By the way, you’ll find the collection of recipes on this Pinterest board for easy access and saving.
For appetizers, I like to put out a few finger foods, but focus on keeping it pretty healthy. Since the calories in the foods we graze on add up quickly, I put them away from the kitchen so I know I won’t mindlessly eat as I make the rest of the meal.
Rosemary Roasted Cashews
These are such a hit at every party. But of course they are; Ina knows best! I’ve made these with cashews only or a mixture of cashews and almonds. Either way, they’re amazing.
Add a little less sugar than it calls for and make sure you use unsalted nuts (we use raw cashews to start). From there, I use ½ or ¼ of the salt it calls for. The first time I made them, I added all the salt it calls for and it was overwhelmingly salty.
Apple Slices + Cheese
Years ago, I swapped apple slices for crackers on our normal cheese boards, and they were so good, they’re now a staple. For Thanksgiving, I skip the crackers to keep it fresh and light.
A Turkey Breast
We usually celebrate Thanksgiving with a smaller group and we eat vegetarian in our everyday lives, so we did away with the big turkey years ago. I know it’s basically sacrilegious, so I’ll hide from any judgy glares! Once we started thinking outside the box, we opted for a breast or two instead of the whole bird. It’s way simpler with way less hassle.

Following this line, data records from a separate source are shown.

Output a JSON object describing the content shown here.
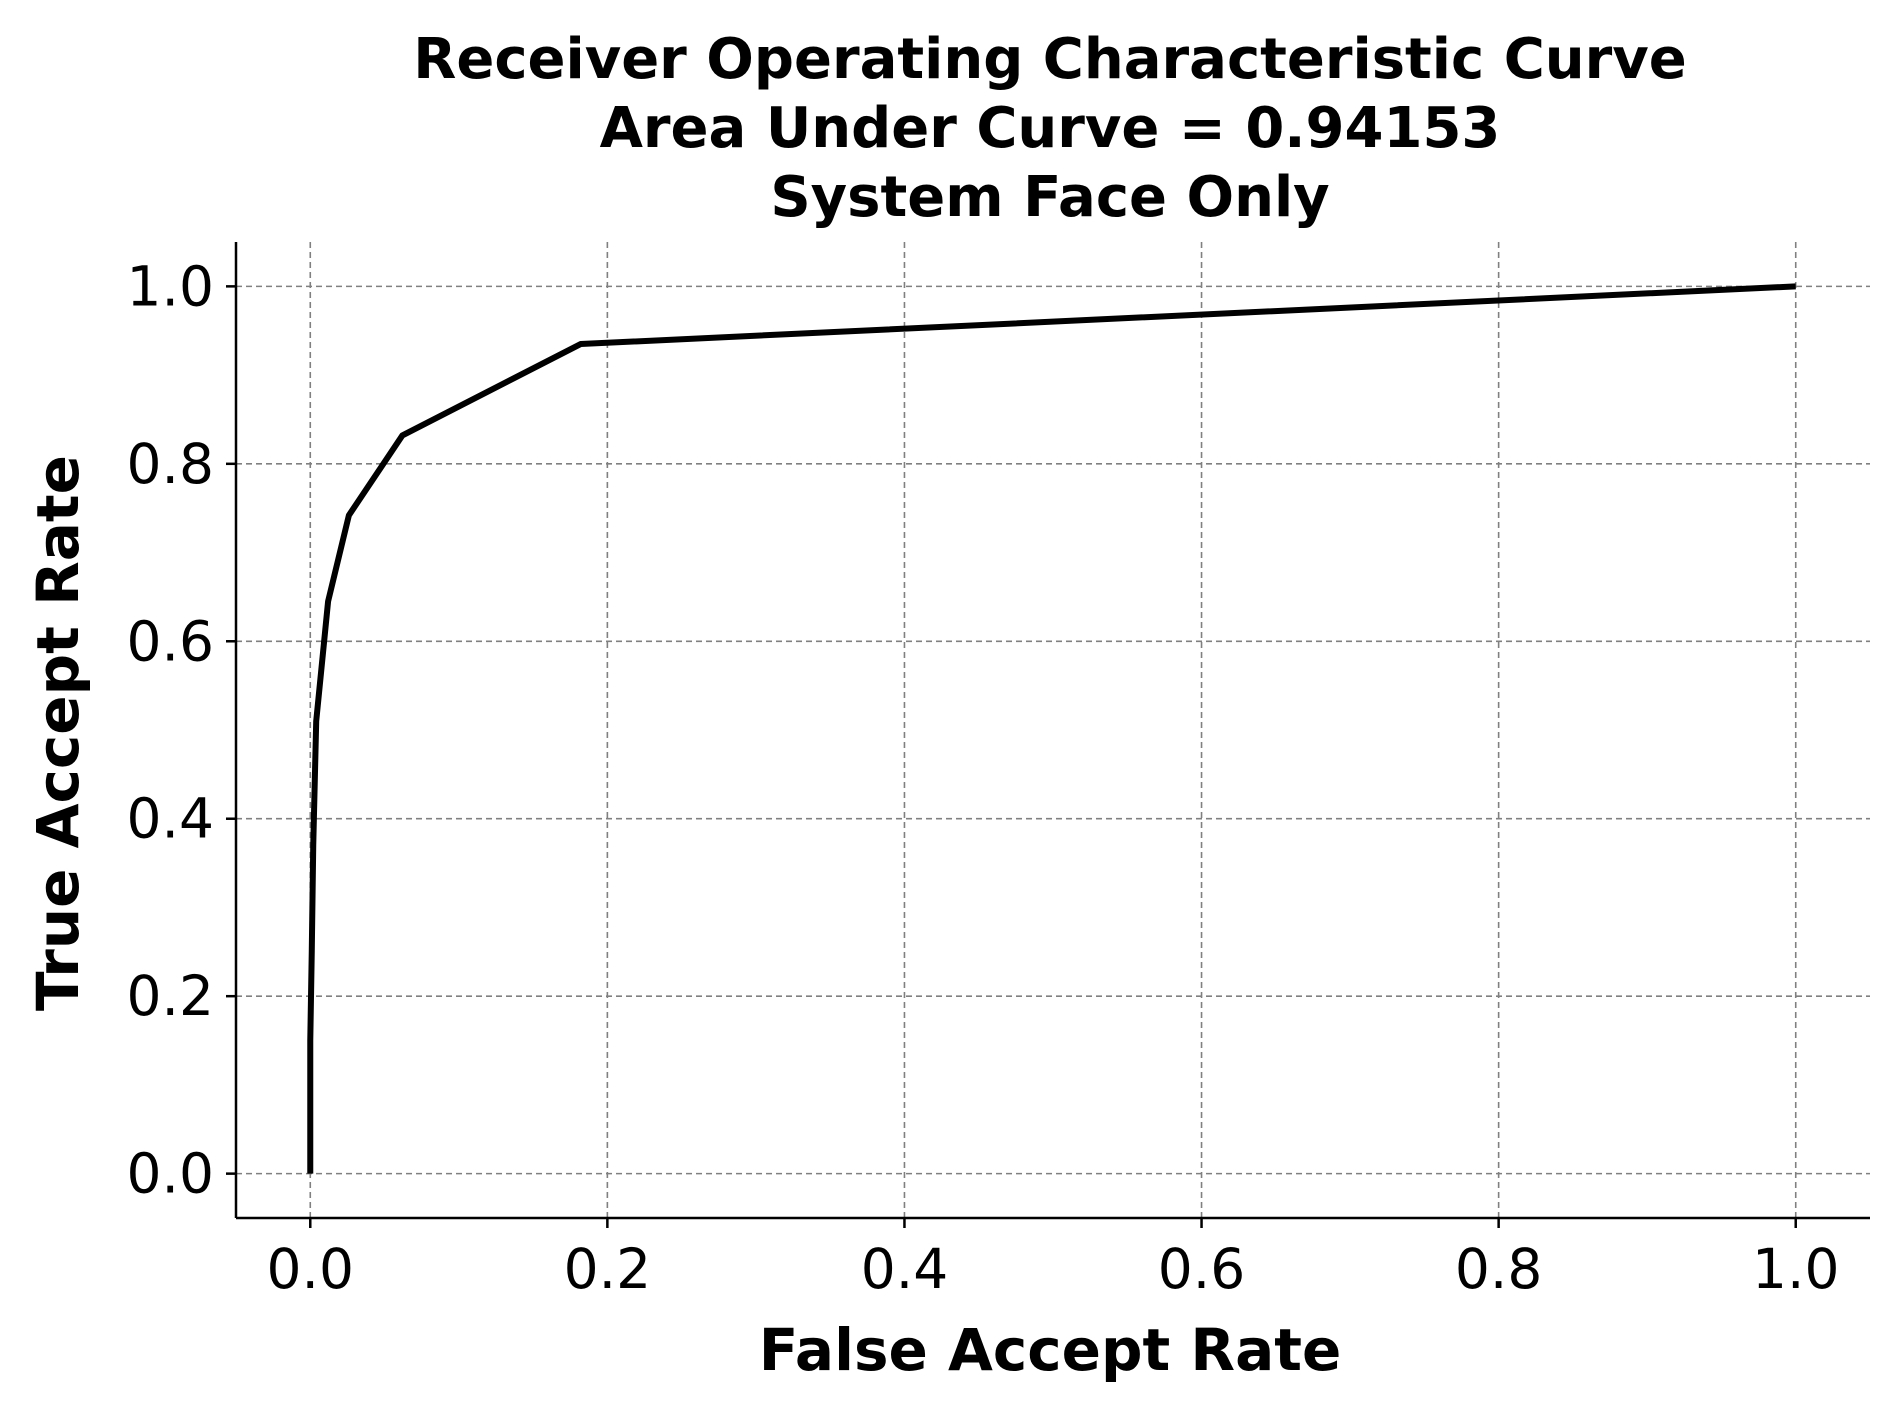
{
  "chart_data": {
    "type": "line",
    "title_lines": [
      "Receiver Operating Characteristic Curve",
      "Area Under Curve = 0.94153",
      "System Face Only"
    ],
    "xlabel": "False Accept Rate",
    "ylabel": "True Accept Rate",
    "xlim": [
      -0.05,
      1.05
    ],
    "ylim": [
      -0.05,
      1.05
    ],
    "x_ticks": [
      0.0,
      0.2,
      0.4,
      0.6,
      0.8,
      1.0
    ],
    "y_ticks": [
      0.0,
      0.2,
      0.4,
      0.6,
      0.8,
      1.0
    ],
    "x_tick_labels": [
      "0.0",
      "0.2",
      "0.4",
      "0.6",
      "0.8",
      "1.0"
    ],
    "y_tick_labels": [
      "0.0",
      "0.2",
      "0.4",
      "0.6",
      "0.8",
      "1.0"
    ],
    "grid": true,
    "grid_style": "dashed",
    "legend": "none",
    "series": [
      {
        "color": "#000000",
        "x": [
          0.0,
          0.0,
          0.001,
          0.002,
          0.004,
          0.012,
          0.026,
          0.062,
          0.182,
          1.0
        ],
        "y": [
          0.0,
          0.15,
          0.25,
          0.37,
          0.51,
          0.645,
          0.742,
          0.832,
          0.935,
          1.0
        ]
      }
    ]
  }
}
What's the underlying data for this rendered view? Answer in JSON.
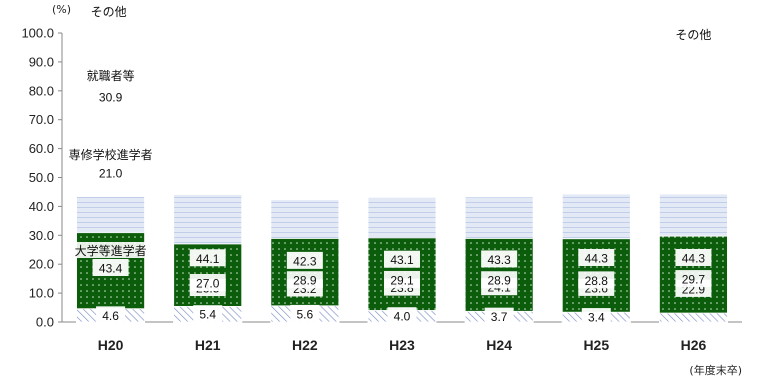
{
  "chart_data": {
    "type": "bar",
    "stacked": true,
    "y_unit": "(%)",
    "x_note": "(年度末卒)",
    "ylim": [
      0,
      100
    ],
    "y_ticks": [
      "0.0",
      "10.0",
      "20.0",
      "30.0",
      "40.0",
      "50.0",
      "60.0",
      "70.0",
      "80.0",
      "90.0",
      "100.0"
    ],
    "categories": [
      "H20",
      "H21",
      "H22",
      "H23",
      "H24",
      "H25",
      "H26"
    ],
    "series": [
      {
        "name": "大学等進学者",
        "values": [
          43.4,
          44.1,
          42.3,
          43.1,
          43.3,
          44.3,
          44.3
        ],
        "labels": [
          "43.4",
          "44.1",
          "42.3",
          "43.1",
          "43.3",
          "44.3",
          "44.3"
        ],
        "color": "#dfe7f4"
      },
      {
        "name": "専修学校進学者",
        "values": [
          21.0,
          23.5,
          23.2,
          23.8,
          24.1,
          23.6,
          22.9
        ],
        "labels": [
          "21.0",
          "23.5",
          "23.2",
          "23.8",
          "24.1",
          "23.6",
          "22.9"
        ],
        "color": "#dff5dc"
      },
      {
        "name": "就職者等",
        "values": [
          30.9,
          27.0,
          28.9,
          29.1,
          28.9,
          28.8,
          29.7
        ],
        "labels": [
          "30.9",
          "27.0",
          "28.9",
          "29.1",
          "28.9",
          "28.8",
          "29.7"
        ],
        "color": "#0b5c0b"
      },
      {
        "name": "その他",
        "values": [
          4.6,
          5.4,
          5.6,
          4.0,
          3.7,
          3.4,
          3.1
        ],
        "labels": [
          "4.6",
          "5.4",
          "5.6",
          "4.0",
          "3.7",
          "3.4",
          ""
        ],
        "color": "#c7d3ec"
      }
    ],
    "series_labels": [
      {
        "text": "大学等進学者"
      },
      {
        "text": "専修学校進学者"
      },
      {
        "text": "就職者等"
      },
      {
        "text": "その他"
      },
      {
        "text": "その他"
      }
    ],
    "grid": false
  }
}
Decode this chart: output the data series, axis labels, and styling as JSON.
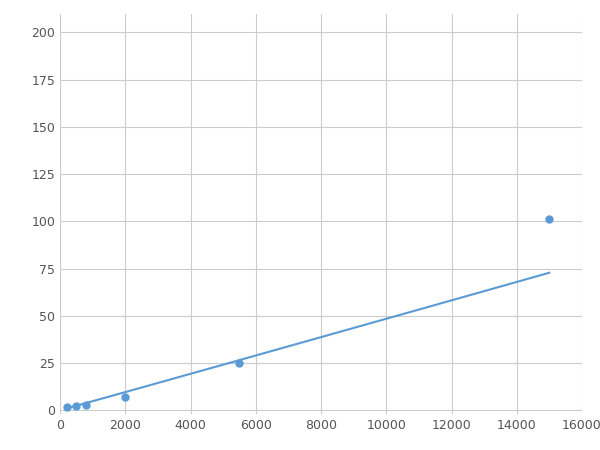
{
  "x_data": [
    200,
    500,
    800,
    2000,
    5500,
    15000
  ],
  "y_data": [
    1.5,
    2,
    3,
    7,
    25,
    101
  ],
  "line_color": "#5B9BD5",
  "marker_color": "#5B9BD5",
  "marker_size": 5,
  "line_width": 1.5,
  "xlim": [
    0,
    16000
  ],
  "ylim": [
    -2,
    210
  ],
  "xticks": [
    0,
    2000,
    4000,
    6000,
    8000,
    10000,
    12000,
    14000,
    16000
  ],
  "yticks": [
    0,
    25,
    50,
    75,
    100,
    125,
    150,
    175,
    200
  ],
  "grid_color": "#cccccc",
  "bg_color": "#ffffff",
  "figsize": [
    6.0,
    4.5
  ],
  "dpi": 100
}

I’m not a huge turkey fan, so I usually just have a little bit and go for my favorites, like the Wild Mushroom Stuffing and salad below.
Homemade Cranberry Sauce
Cranberry sauce is a perfect turkey topping, and this recipe is a great alternative to the sugary canned versions. Since cranberries are naturally tart, they need some added sweetness, and homemaking it means you can control just how much you add and where it comes from.
I make this recipe pretty close to how it’s written, leaving out some of the sugar if it doesn’t taste like it’s necessary to add more.
Wild Mushroom Stuffing
Everyone’s got a favorite side on Thanksgiving, and this is definitely mine. When I was growing up, we made our stuffing from a box of Kraft Stove Top. It was quick and easy, but has lots of High Fructose Corn Syrup and other bad ingredients. My expectations for stuffing were admittedly low until we made this recipe. It was an instant favorite.
We amend this recipe to add ¼ of the butter it calls for, half the cheese, and 1.5x the fancy mushrooms from our local market.
Sweet Potato Casserole
In my book, Sweet Potato Casserole is another T-giving staple. The funny thing is that most recipes call for adding sugar to the already sweet potatoes. It’s even better without all that sugar and just a touch of butter (rather than many tablespoons) because it lets the flavor of the sweet potatoes shine. The pecans and oats add crunch and texture.
I edit this recipe to use half the butter, don’t add any sugar to the sweet potatoes, and skip the marshmallows on top.
A big salad is always on the menu for our Thanksgiving dinner. It varies from year to year, but almost always has ribboned lacinato kale as the base. Last year, we added fresh oranges, diced apple, roasted delicata squash, pumpkin seeds, slivered almonds, and goat cheese. We make the dressing from olive oil, apple cider vinegar, dijon mustard, minced garlic, salt and pepper.
Some years, I’ll make these quick Green Beans with Figs, Walnuts, and Goat Cheese, too. If you can find good figs around that time of year, this recipe will be a fan favorite.
Regardless, I try to fill half my plate with salad, so I make sure I prioritize the healthy stuff. You’ll thank yourself later if you do the same!
No Thanksgiving is complete without pumpkin pie, right?
I don’t make any edits whatsoever to this classic recipe. It’s dessert; let it be sugary and delicious! We use our stand mixer to make homemade whipped cream for the top, too.
Thanksgiving is a holiday, and on holidays, it’s fun to loosen up, eat out of your normal routine, and celebrate with family and friends. Instead of dreading the way you’re going to feel after dinner and dessert, use these tweaks to lower your sugar, saturated fat, and salt intake while eating plenty of fruits and veggies. Enjoy!